JP Morgan Securities LLC and Barclays Capital Inc. are acting as financial and capital markets advisors to Qell. Jocelyn Arel, Michelle Tong, John Haggerty, Joshua Klazkin, Gregor Klenk, Heiko Penndorf and Felix Krueger of Goodwin Proctor LLP are serving as legal advisors to Qell. Citigroup Global Markets Inc. is acting as exclusive financial advisor to Lilium. Christopher Grew, Marsha Mogilevich, Christopher Rödter, Lars Mesenbrink, Harry Clark, Jeanine P. McGuinness, Stefan Renner, Stefan Schultes-Schnitzlein, Michael Y. Yang, J. T. Ho, Oliver Duys, Douglas Lahnborg, Timo Holzborn and Nell Scott of Orrick, Herrington & Sutcliffe (UK) LLP and Carl P. Marcellino, Tara Fisher, Paul Tropp, Libby Todd, Elaine Murphy, Regina Sam Penti, Renata Ferrari and Loretta Richard of Ropes & Gray LLP are serving as legal advisors to Lilium. Daniel Daeniker of Homburger acted as legal advisor to Qell Acquisition Corp. Mark Zimkind of Continental Stock Transfer & Trust Company acted as transfer agent to Qell Acquisition. Paul de Vries, Sylvia Dikmans, Marijn van Horen, Joris Verbaandert and Jetty Tukker of Houthoff Buruma Coöperatief U.A. acted as legal advisor to Qell. Morrow is the proxy solicitor to Qell and will receive a fee of $37,500. Citigroup will receive $20 million, Barclays will receive $4 million and JP Morgan will receive $8 million as a fees.

Lilium GmbH completed the acquisition of Qell Acquisition Corp. (NasdaqCM:QELL) from Qell Partners LLC and others in a reverse merger transaction on September 14, 2021. Beginning September 15, 2021, Lilium's Class A ordinary shares and redeemable warrants will trade on the Nasdaq under the symbols "LILM" and "LILMW", respectively.
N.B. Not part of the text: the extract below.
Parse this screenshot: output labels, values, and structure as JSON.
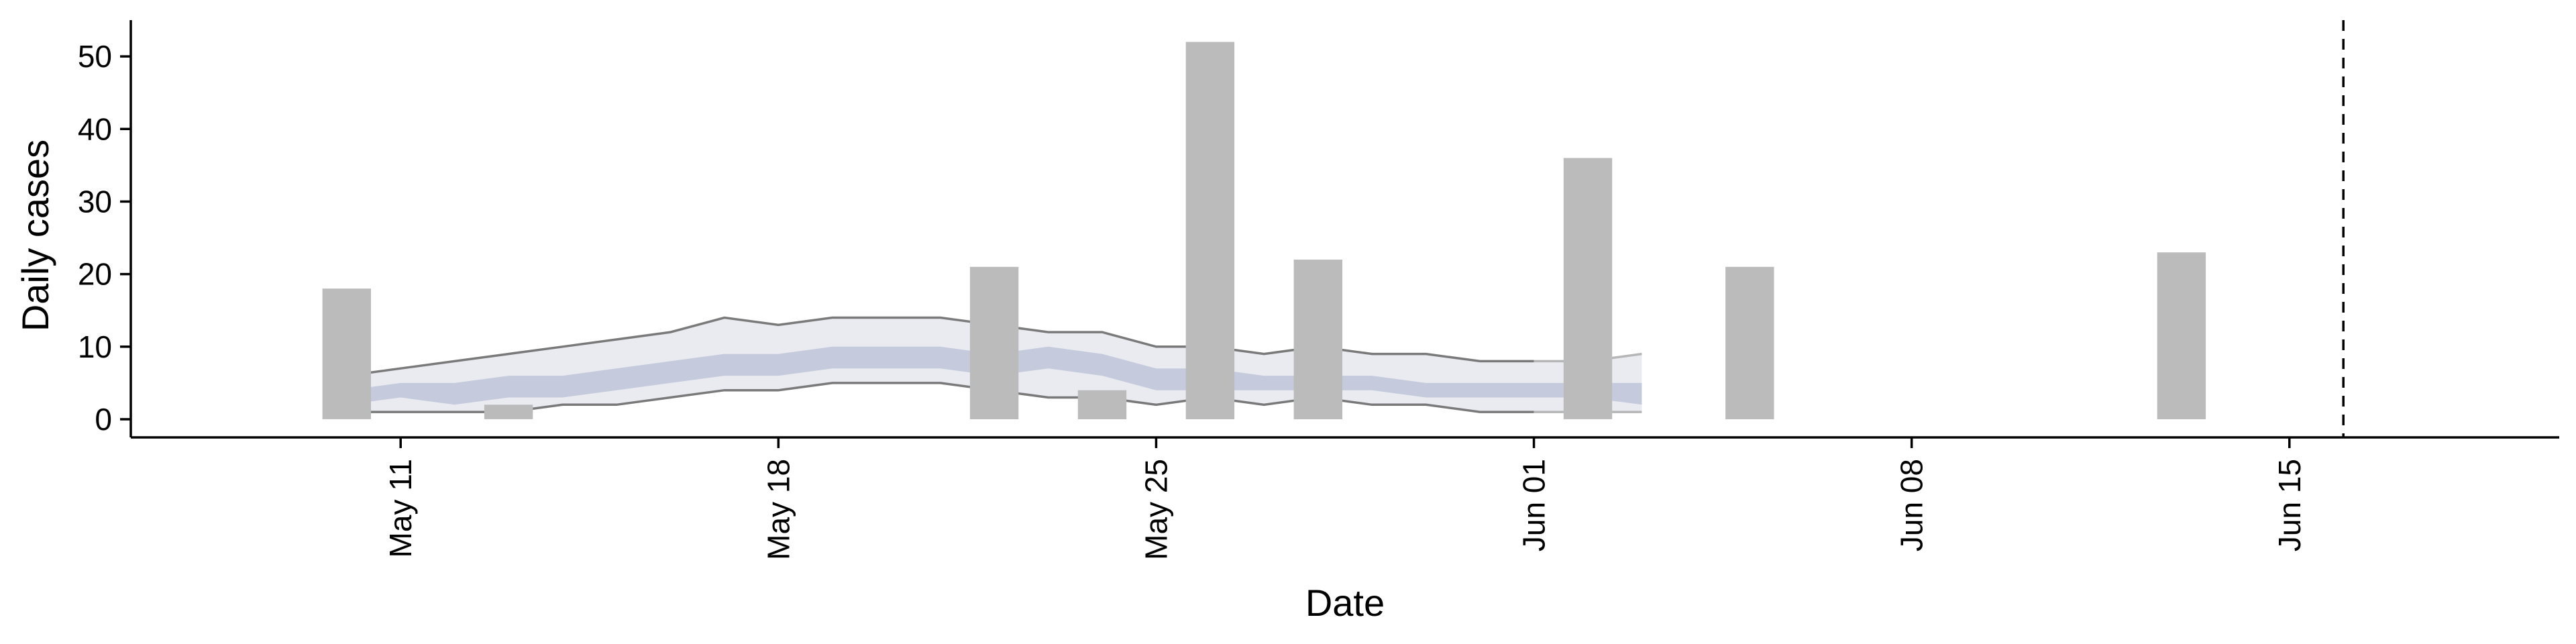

As a result of the business combination, Lilium will receive approximately $584 million of gross proceeds, prior to transaction expenses, including from funds managed by leading strategic and long-term financial investors including Atomico, Baillie Gifford, LGT and its affiliate impact investing platform Lightrock, funds and accounts managed by BlackRock, Tencent, Ferrovial, Palantir, Honeywell, FII Institute and private funds affiliated with PIMCO. At closing, Tom Enders, will become Chairman of the Board and will be joined on the Board of Directors by Daniel Wiegand, Barry Engle, Gabrielle Toledano, Henri Courpron, David Wallerstein, Niklas Zennström, David Neeleman and Margaret M. Smyth. Net cash from the transaction will be used to fund the commercial launch of Lilium's 7-Seater Jet. Lilium's existing shareholders will roll 100% of their shares into the combined company. Piper Sandler & Co. and Oppenheimer & Co. Inc. acted as financial advisors to Lilium.